The tension between qualitative and quantitative research approaches and different underlying epistemologies have been documented.7 In our experience leading qualitative, obesity-related research with clinical and health services foci, we have gained some experience in addressing potential challenges with publication. For instance, the submission and resubmission processes provide opportunities for authors to include additional rationale for key methodological decisions, especially in relation to issues including sample size, hypothesis testing, reliability of coding, data saturation and generalizability of findings. Reviewers of our manuscripts have, more often than not, appreciated our explanations. This experience highlights the value of describing differences and addressing potential misperceptions between quantitative and qualitative research during the peer-review process. In addition, the inclusion of quality assessment and reporting checklists (for example,8, 9) that accompany our manuscript submissions has allowed us to provide a better understanding of the design, implementation, analysis and implications of our research.

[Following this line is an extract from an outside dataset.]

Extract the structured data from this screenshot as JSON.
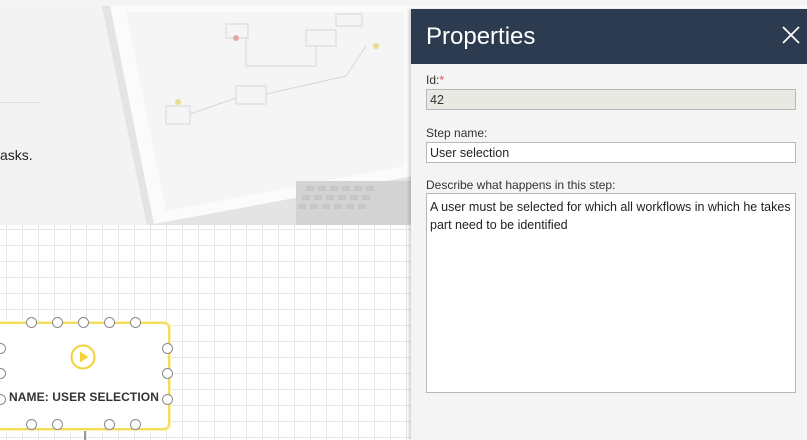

Using checklists to explain methodological and reporting details of qualitative studies may also benefit from a halo effect as it is consistent with many journal requirements for quantitative research.10 We have also been flexible in accommodating editors’ and reviewers’ recommendations to edit our manuscripts in circumstances when changes have not compromised the rigor of our qualitative research, but may not necessarily be consistent with the original intent of the research method (for example, including frequency data in thematic analyses).

We also believe that several steps can be taken to enhance the presence of qualitative research in obesity research. First, consistent with the approaches taken by other organizations (for example Canadian Obesity Network; Obesity Action Coalition), the inclusion and participation of individuals living with obesity at academic meetings can enable conversations about obesity in a manner that is less stigmatizing and biased, encouraging research (qualitative and quantitative) that is relevant to people living with obesity and providing a forum for their perspectives to inform research. Second, obesity journals can establish dedicated sections to highlight excellence in qualitative research, an approach that has been used to organize other research areas (for example,Clinical Trials and Investigations; Epidemiology/Genetics). Finally, the inclusion of explicit instructions within authorship guidelines for obesity journals can highlight the range of research considered for publication, which can include requiring applicable reporting checklists and be accompanied by the inclusion of scientists, clinicians, and administrators at all stages of the peer-review process who possess methodological expertise in both quantitative and qualitative research. The publication of qualitative research has been positively linked with journals’ policies, authorship guidelines, and editorial content,3 so a proactive approach can be beneficial. Collectively, these steps can encourage more inclusive discussions about obesity as well as provide academic venues for publishing and disseminating research of greater epistemological breadth and relevance.